As to preventing users from importing threading, that would involve modifying the base Python library install with all sorts of possible unintended consequences.

glenn, normally i don't sound so contentious, but my code was so breathtakingly beautiful that i was taken aback when it didn't run. i get what you're saying about not wanting to modify the base install, but it would have been nicer if i had known about this limitation before i wrote my module.
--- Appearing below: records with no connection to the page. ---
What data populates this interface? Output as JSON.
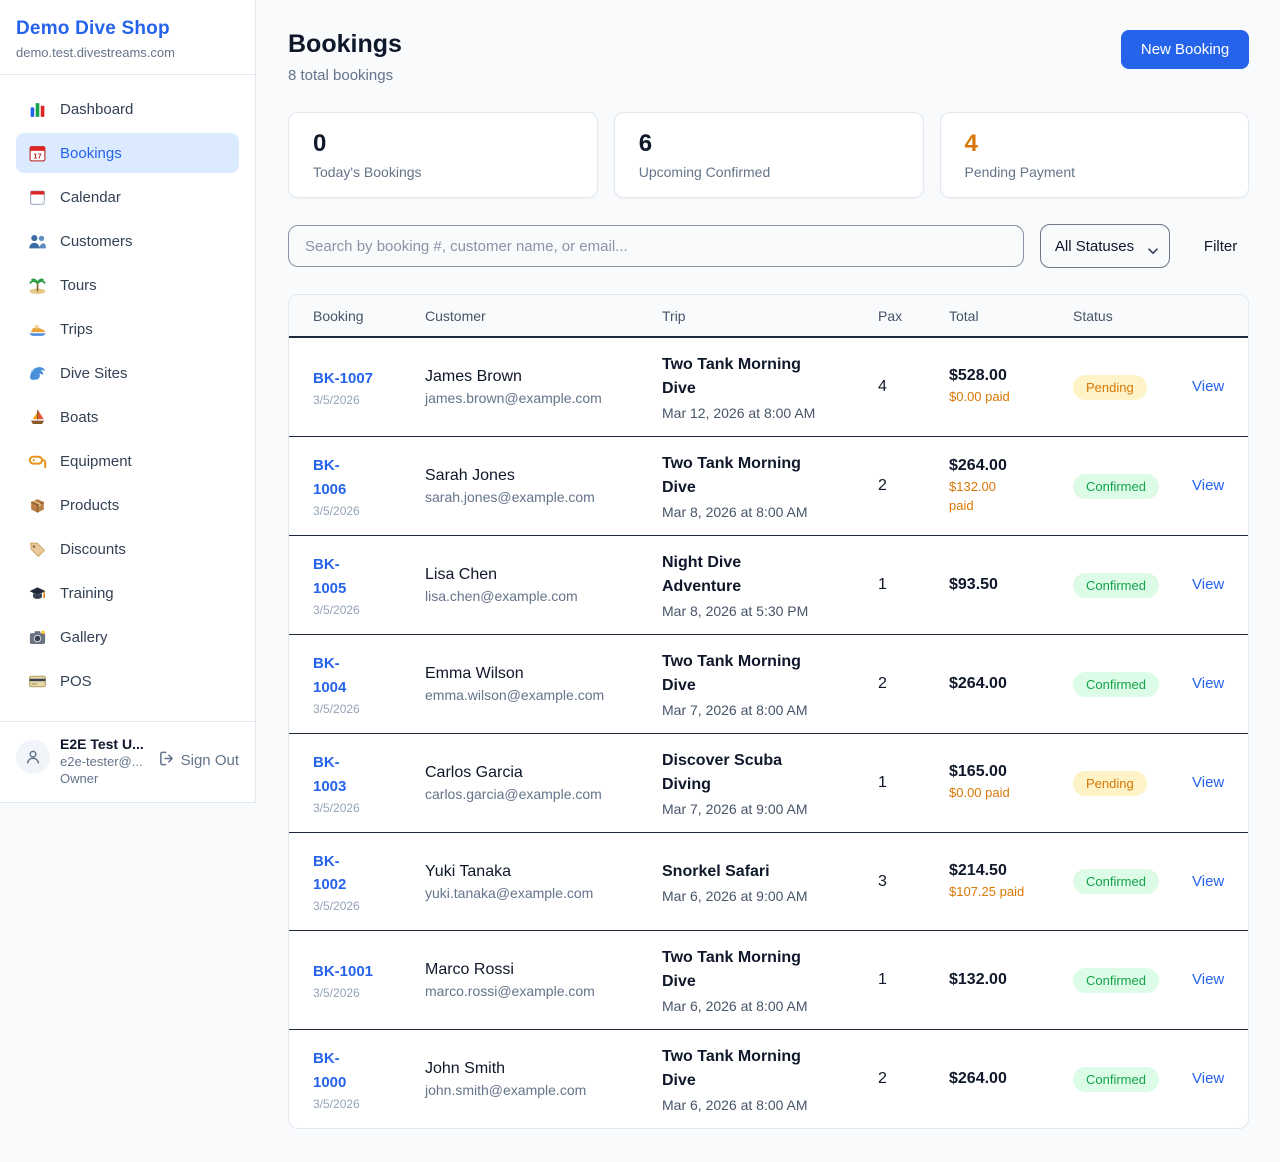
{
  "colors": {
    "primary": "#2563eb",
    "pending": "#d97706",
    "confirmed": "#16a34a"
  },
  "sidebar": {
    "shop_name": "Demo Dive Shop",
    "domain": "demo.test.divestreams.com",
    "items": [
      {
        "label": "Dashboard",
        "icon": "dashboard-icon",
        "active": false
      },
      {
        "label": "Bookings",
        "icon": "bookings-icon",
        "active": true
      },
      {
        "label": "Calendar",
        "icon": "calendar-icon",
        "active": false
      },
      {
        "label": "Customers",
        "icon": "customers-icon",
        "active": false
      },
      {
        "label": "Tours",
        "icon": "tours-icon",
        "active": false
      },
      {
        "label": "Trips",
        "icon": "trips-icon",
        "active": false
      },
      {
        "label": "Dive Sites",
        "icon": "dive-sites-icon",
        "active": false
      },
      {
        "label": "Boats",
        "icon": "boats-icon",
        "active": false
      },
      {
        "label": "Equipment",
        "icon": "equipment-icon",
        "active": false
      },
      {
        "label": "Products",
        "icon": "products-icon",
        "active": false
      },
      {
        "label": "Discounts",
        "icon": "discounts-icon",
        "active": false
      },
      {
        "label": "Training",
        "icon": "training-icon",
        "active": false
      },
      {
        "label": "Gallery",
        "icon": "gallery-icon",
        "active": false
      },
      {
        "label": "POS",
        "icon": "pos-icon",
        "active": false
      }
    ],
    "user": {
      "name": "E2E Test U...",
      "email": "e2e-tester@...",
      "role": "Owner",
      "sign_out_label": "Sign Out"
    }
  },
  "header": {
    "title": "Bookings",
    "subtitle": "8 total bookings",
    "new_booking_label": "New Booking"
  },
  "stats": [
    {
      "value": "0",
      "label": "Today's Bookings",
      "accent": "dark"
    },
    {
      "value": "6",
      "label": "Upcoming Confirmed",
      "accent": "dark"
    },
    {
      "value": "4",
      "label": "Pending Payment",
      "accent": "orange"
    }
  ],
  "filters": {
    "search_placeholder": "Search by booking #, customer name, or email...",
    "status_value": "All Statuses",
    "filter_label": "Filter"
  },
  "table": {
    "columns": [
      "Booking",
      "Customer",
      "Trip",
      "Pax",
      "Total",
      "Status"
    ],
    "rows": [
      {
        "id": "BK-1007",
        "date": "3/5/2026",
        "customer": "James Brown",
        "email": "james.brown@example.com",
        "trip": "Two Tank Morning Dive",
        "trip_time": "Mar 12, 2026 at 8:00 AM",
        "pax": "4",
        "total": "$528.00",
        "paid": "$0.00 paid",
        "status": "Pending",
        "action": "View"
      },
      {
        "id": "BK-\n1006",
        "date": "3/5/2026",
        "customer": "Sarah Jones",
        "email": "sarah.jones@example.com",
        "trip": "Two Tank Morning Dive",
        "trip_time": "Mar 8, 2026 at 8:00 AM",
        "pax": "2",
        "total": "$264.00",
        "paid": "$132.00\npaid",
        "status": "Confirmed",
        "action": "View"
      },
      {
        "id": "BK-\n1005",
        "date": "3/5/2026",
        "customer": "Lisa Chen",
        "email": "lisa.chen@example.com",
        "trip": "Night Dive Adventure",
        "trip_time": "Mar 8, 2026 at 5:30 PM",
        "pax": "1",
        "total": "$93.50",
        "paid": null,
        "status": "Confirmed",
        "action": "View"
      },
      {
        "id": "BK-\n1004",
        "date": "3/5/2026",
        "customer": "Emma Wilson",
        "email": "emma.wilson@example.com",
        "trip": "Two Tank Morning Dive",
        "trip_time": "Mar 7, 2026 at 8:00 AM",
        "pax": "2",
        "total": "$264.00",
        "paid": null,
        "status": "Confirmed",
        "action": "View"
      },
      {
        "id": "BK-\n1003",
        "date": "3/5/2026",
        "customer": "Carlos Garcia",
        "email": "carlos.garcia@example.com",
        "trip": "Discover Scuba Diving",
        "trip_time": "Mar 7, 2026 at 9:00 AM",
        "pax": "1",
        "total": "$165.00",
        "paid": "$0.00 paid",
        "status": "Pending",
        "action": "View"
      },
      {
        "id": "BK-\n1002",
        "date": "3/5/2026",
        "customer": "Yuki Tanaka",
        "email": "yuki.tanaka@example.com",
        "trip": "Snorkel Safari",
        "trip_time": "Mar 6, 2026 at 9:00 AM",
        "pax": "3",
        "total": "$214.50",
        "paid": "$107.25 paid",
        "status": "Confirmed",
        "action": "View"
      },
      {
        "id": "BK-1001",
        "date": "3/5/2026",
        "customer": "Marco Rossi",
        "email": "marco.rossi@example.com",
        "trip": "Two Tank Morning Dive",
        "trip_time": "Mar 6, 2026 at 8:00 AM",
        "pax": "1",
        "total": "$132.00",
        "paid": null,
        "status": "Confirmed",
        "action": "View"
      },
      {
        "id": "BK-\n1000",
        "date": "3/5/2026",
        "customer": "John Smith",
        "email": "john.smith@example.com",
        "trip": "Two Tank Morning Dive",
        "trip_time": "Mar 6, 2026 at 8:00 AM",
        "pax": "2",
        "total": "$264.00",
        "paid": null,
        "status": "Confirmed",
        "action": "View"
      }
    ]
  }
}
i do think, however, that 'threads disabled by default' would still be the better approach. did it fail as an experiment?

clyde

Hi Clyde -- just jumping in here while Glenn is busy. The problem with stopping people from importing threading is that it's a base Python module. Stopping people from importing would mean somehow removing part of the base Python installation from the system image available to web apps. There are two problems with that:

  1. Removing stuff from Python isn't really a supported operation by Python itself. There could be any number of dependencies that would break, and those breakages wouldn't necessarily be immediately obvious. As an analogy, imagine removing a random system file from your operating system. It might have the desired effect, and it might pass all the tests you can think of, but you could never be sure that it wouldn't break the OS in a non-obvious way that you'd only discover at a later point. With tens of thousands of web apps on PythonAnywhere, we can't really take that risk.
  2. We'd also have to keep totally separate sets of Python installs for console/scheduled task sandboxes (where you can run threads) and for web application ones. That could double the amount of work required to keep our sandbox install up-to-date, which is already an expensive operation -- we need to keep track of dependencies between hundreds of packages for four different Python versions.
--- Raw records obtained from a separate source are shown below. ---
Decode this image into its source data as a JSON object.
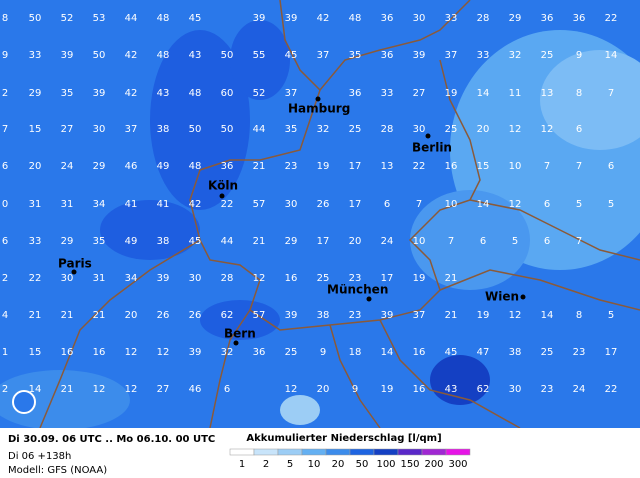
{
  "grid": {
    "rows": [
      [
        8,
        50,
        52,
        53,
        44,
        48,
        45,
        null,
        39,
        39,
        42,
        48,
        36,
        30,
        33,
        28,
        29,
        36,
        36,
        22
      ],
      [
        9,
        33,
        39,
        50,
        42,
        48,
        43,
        50,
        55,
        45,
        37,
        35,
        36,
        39,
        37,
        33,
        32,
        25,
        9,
        14
      ],
      [
        2,
        29,
        35,
        39,
        42,
        43,
        48,
        60,
        52,
        37,
        null,
        36,
        33,
        27,
        19,
        14,
        11,
        13,
        8,
        7
      ],
      [
        7,
        15,
        27,
        30,
        37,
        38,
        50,
        50,
        44,
        35,
        32,
        25,
        28,
        30,
        25,
        20,
        12,
        12,
        6,
        null
      ],
      [
        6,
        20,
        24,
        29,
        46,
        49,
        48,
        36,
        21,
        23,
        19,
        17,
        13,
        22,
        16,
        15,
        10,
        7,
        7,
        6
      ],
      [
        0,
        31,
        31,
        34,
        41,
        41,
        42,
        22,
        57,
        30,
        26,
        17,
        6,
        7,
        10,
        14,
        12,
        6,
        5,
        5
      ],
      [
        6,
        33,
        29,
        35,
        49,
        38,
        45,
        44,
        21,
        29,
        17,
        20,
        24,
        10,
        7,
        6,
        5,
        6,
        7,
        null
      ],
      [
        2,
        22,
        30,
        31,
        34,
        39,
        30,
        28,
        12,
        16,
        25,
        23,
        17,
        19,
        21,
        null,
        null,
        null,
        null,
        null
      ],
      [
        4,
        21,
        21,
        21,
        20,
        26,
        26,
        62,
        57,
        39,
        38,
        23,
        39,
        37,
        21,
        19,
        12,
        14,
        8,
        5
      ],
      [
        1,
        15,
        16,
        16,
        12,
        12,
        39,
        32,
        36,
        25,
        9,
        18,
        14,
        16,
        45,
        47,
        38,
        25,
        23,
        17
      ],
      [
        2,
        14,
        21,
        12,
        12,
        27,
        46,
        6,
        null,
        12,
        20,
        9,
        19,
        16,
        43,
        62,
        30,
        23,
        24,
        22
      ]
    ]
  },
  "cities": [
    "Hamburg",
    "Berlin",
    "Köln",
    "Paris",
    "München",
    "Wien",
    "Bern"
  ],
  "footer": {
    "period": "Di 30.09. 06 UTC .. Mo 06.10. 00 UTC",
    "step": "Di 06 +138h",
    "model": "Modell: GFS (NOAA)",
    "legend_title": "Akkumulierter Niederschlag [l/qm]",
    "legend": [
      {
        "label": 1,
        "color": "#ffffff"
      },
      {
        "label": 2,
        "color": "#c8e4fa"
      },
      {
        "label": 5,
        "color": "#9ccdf5"
      },
      {
        "label": 10,
        "color": "#64b0f2"
      },
      {
        "label": 20,
        "color": "#3c8ceb"
      },
      {
        "label": 50,
        "color": "#1e64e1"
      },
      {
        "label": 100,
        "color": "#1440c3"
      },
      {
        "label": 150,
        "color": "#5a28c8"
      },
      {
        "label": 200,
        "color": "#a028d2"
      },
      {
        "label": 300,
        "color": "#e614e6"
      }
    ]
  }
}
Monetising it, and allowing threading but charging for usage, would actually be somewhat easier. But unfortunately it's still hard: while it's reasonably easy to prevent certain kinds of out-of-control processes from adversely affecting other users (for example, process fork bombs can be stopped with a simple per-user process limit) it's harder to put the same limits in place for threads. Especially with the different virtualisation module we use for web apps versus console apps and scheduled tasks. And the failure mode when threads get out of control is that the machine crashes completely, taking all of the running web apps with it -- not just that other web apps slow down. So it's something where we really need to be completely sure about our solution before going for it.
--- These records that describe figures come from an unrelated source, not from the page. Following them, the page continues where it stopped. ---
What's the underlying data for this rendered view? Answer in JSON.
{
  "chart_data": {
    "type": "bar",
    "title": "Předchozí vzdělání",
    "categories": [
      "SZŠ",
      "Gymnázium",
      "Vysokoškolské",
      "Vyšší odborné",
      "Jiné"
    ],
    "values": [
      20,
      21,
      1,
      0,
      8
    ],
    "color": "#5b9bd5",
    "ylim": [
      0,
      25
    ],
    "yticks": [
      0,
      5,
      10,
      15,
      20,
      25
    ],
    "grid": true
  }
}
thank you for filling in the missing pieces! it sounds like a reasoned approach. i didn't realize the problems involved in wrangling threads.

clyde

Another thing you can do (I had to do this myself) is to use the multiprocessing library. If you want to use lists, use a manager (I had a huge problem trying to sync lists). Multiprocessing is by far worse than threading, but it is a workaround.

I don't understand the problem, python's threading is not like c++ or golang it doesn't use multiple cores and shouldn't "hog" resources.

Python threads do take resources. The OS needs to keep track of them and schedule switching between them. That takes time and memory.

It would be nice to just show a warning whenever there is a "from threading import Thread" in the code, for example. It took me some time to figure out what was going wrong with my application too.

Thanks for the suggestion. We will give it some thought.